These days, most know what a dream catcher is. It’s that hoop with webbing and feathers that people use to decorate their homes or put on their keychains.
Actually, it is a Native American craft. Each part of the catcher comes with meaning.
If you would like to own a personalized version of this Native American protective symbol, we’ll be creating dream catchers at the downtown Main Library in the Creation Station at 3 p.m. Saturday.
Your dream catcher can be traditional or more of a holiday decoration.
All the sources I consulted believe or claim that dream catchers originated with the Ojibwa tribe, also known as Chippewa, and calling themselves Anishinaabe. The belief that the Ojibwa originally created the dream catcher is based on the similarity between the web design of the dream catcher and the webbing the Ojibwa used for their snowshoes. Dream catchers moved from that tribe to other tribes, such as the Lakota, through trade and marriages.
The Ojibwa considered spiders to be a symbol of comfort and protection. Their origin legend of the dream catcher talks of “Spider Woman” or Asibikaashi, a maternal figure who takes care of her children and the people of the land.
At one time all the Ojibwa were in one area and it was easy for her to watch over them but then the Ojibwa dispersed and so she created the first dream catcher. The female relatives of babies were encouraged to weave the magical webs to help her watch over the children.
The Lakota legend of the dream catcher is somewhat different.
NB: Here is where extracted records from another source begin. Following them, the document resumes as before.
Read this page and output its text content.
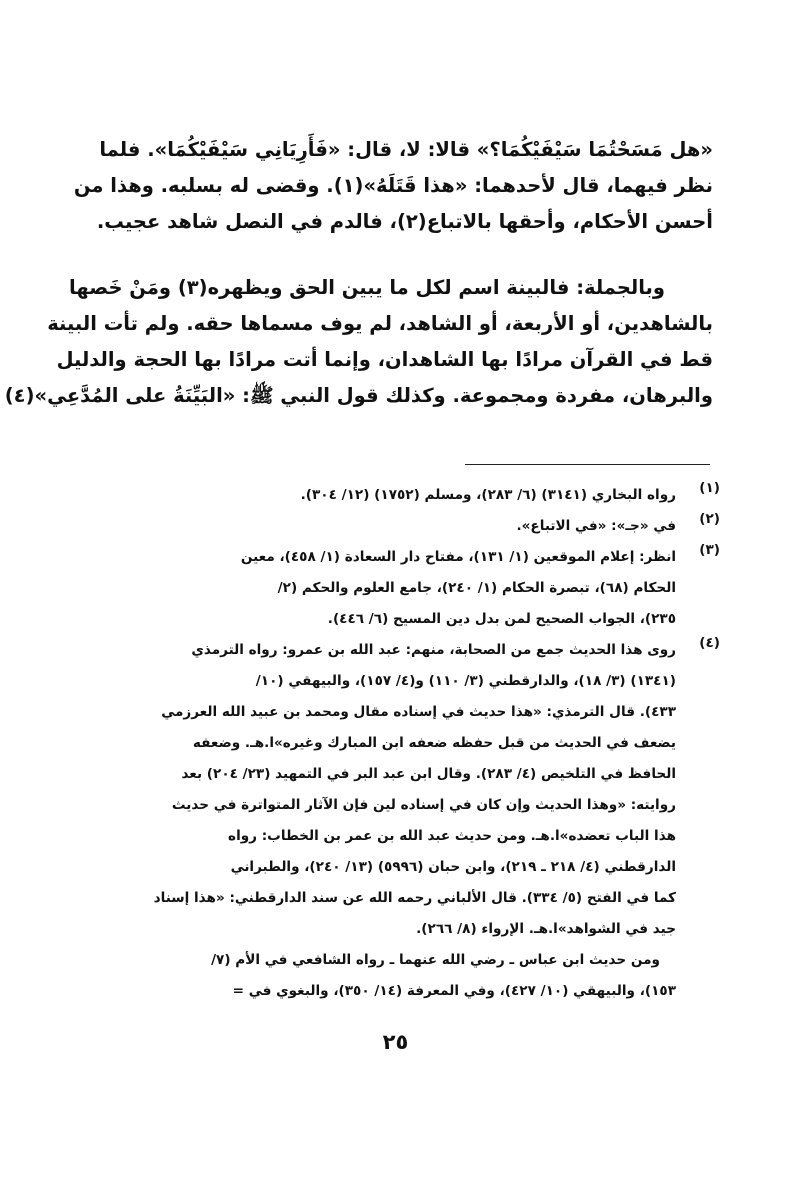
«هل مَسَحْتُمَا سَيْفَيْكُمَا؟» قالا: لا، قال: «فَأَرِيَانِي سَيْفَيْكُمَا». فلما
نظر فيهما، قال لأحدهما: «هذا قَتَلَهُ»(١). وقضى له بسلبه. وهذا من
أحسن الأحكام، وأحقها بالاتباع(٢)، فالدم في النصل شاهد عجيب.
وبالجملة: فالبينة اسم لكل ما يبين الحق ويظهره(٣) ومَنْ خَصها
بالشاهدين، أو الأربعة، أو الشاهد، لم يوف مسماها حقه. ولم تأت البينة
قط في القرآن مرادًا بها الشاهدان، وإنما أتت مرادًا بها الحجة والدليل
والبرهان، مفردة ومجموعة. وكذلك قول النبي ﷺ: «البَيِّنَةُ على المُدَّعِي»(٤)
(١)
رواه البخاري (٣١٤١) (٦/ ٢٨٣)، ومسلم (١٧٥٢) (١٢/ ٣٠٤).
(٢)
في «جـ»: «في الاتباع».
(٣)
انظر: إعلام الموقعين (١/ ١٣١)، مفتاح دار السعادة (١/ ٤٥٨)، معين
الحكام (٦٨)، تبصرة الحكام (١/ ٢٤٠)، جامع العلوم والحكم (٢/
٢٣٥)، الجواب الصحيح لمن بدل دين المسيح (٦/ ٤٤٦).
(٤)
روى هذا الحديث جمع من الصحابة، منهم: عبد الله بن عمرو: رواه الترمذي
(١٣٤١) (٣/ ١٨)، والدارقطني (٣/ ١١٠) و(٤/ ١٥٧)، والبيهقي (١٠/
٤٣٣). قال الترمذي: «هذا حديث في إسناده مقال ومحمد بن عبيد الله العرزمي
يضعف في الحديث من قبل حفظه ضعفه ابن المبارك وغيره»ا.هـ. وضعفه
الحافظ في التلخيص (٤/ ٢٨٣). وقال ابن عبد البر في التمهيد (٢٣/ ٢٠٤) بعد
روايته: «وهذا الحديث وإن كان في إسناده لين فإن الآثار المتواترة في حديث
هذا الباب تعضده»ا.هـ. ومن حديث عبد الله بن عمر بن الخطاب: رواه
الدارقطني (٤/ ٢١٨ ـ ٢١٩)، وابن حبان (٥٩٩٦) (١٣/ ٢٤٠)، والطبراني
كما في الفتح (٥/ ٣٣٤). قال الألباني رحمه الله عن سند الدارقطني: «هذا إسناد
جيد في الشواهد»ا.هـ. الإرواء (٨/ ٢٦٦).
ومن حديث ابن عباس ـ رضي الله عنهما ـ رواه الشافعي في الأم (٧/
١٥٣)، والبيهقي (١٠/ ٤٢٧)، وفي المعرفة (١٤/ ٣٥٠)، والبغوي في =
٢٥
Iktomi, the trickster and searcher for wisdom, appeared in the form of a spider to a Lakota spiritual leader. Iktomi spoke to the elder about the cycles of life and while he did he began to spin a web on the willow hoop the elder had with him. Iktomi said there are many forces, some good and some bad. He finished the web and told the spiritual leader to use the web to help his people make good use of their dreams, visions and ideas. The web will filter good ideas and trap bad ones. The elder passed his vision on to his people.
Traditional dream catcher hoops measure just a few inches across and are made of red willow wrapped in sinew. Red willow signifies the eastern direction and the mind. The circle stands for Mother Earth and the cycle of life. The web imitates a spider’s web and the circle in the center is the heart where good dreams and visions are filtered through. Bad dreams get caught in the webbing of the dream catcher and the light of day destroys these bad dreams.
The feathers are like ladders allowing the good dreams to descend to the sleeper. Owl feathers signify wisdom and are regarded as female while Eagle feathers denote courage and are considered male. Today, these feathers may only be used by registered Native Americans in religious ceremonies, not for the creation of dream catchers. Beads may symbolize Spider Woman or good dreams that have become sacred charms.
A number of resources, both paper and digital, on the native peoples of the Americas exist at the Abilene Public Library. The collection includes several books on the Ojibwa people. “The Ojibwa Indians” by Bill Lund, “The Ojibwa” by Helen Hornbeck Tanner, “The Ojibwe” by Raymond Bial in paper format and “The Sacred Harvest” by Gordon Regguinti in electronic format appear in the library collection, among others.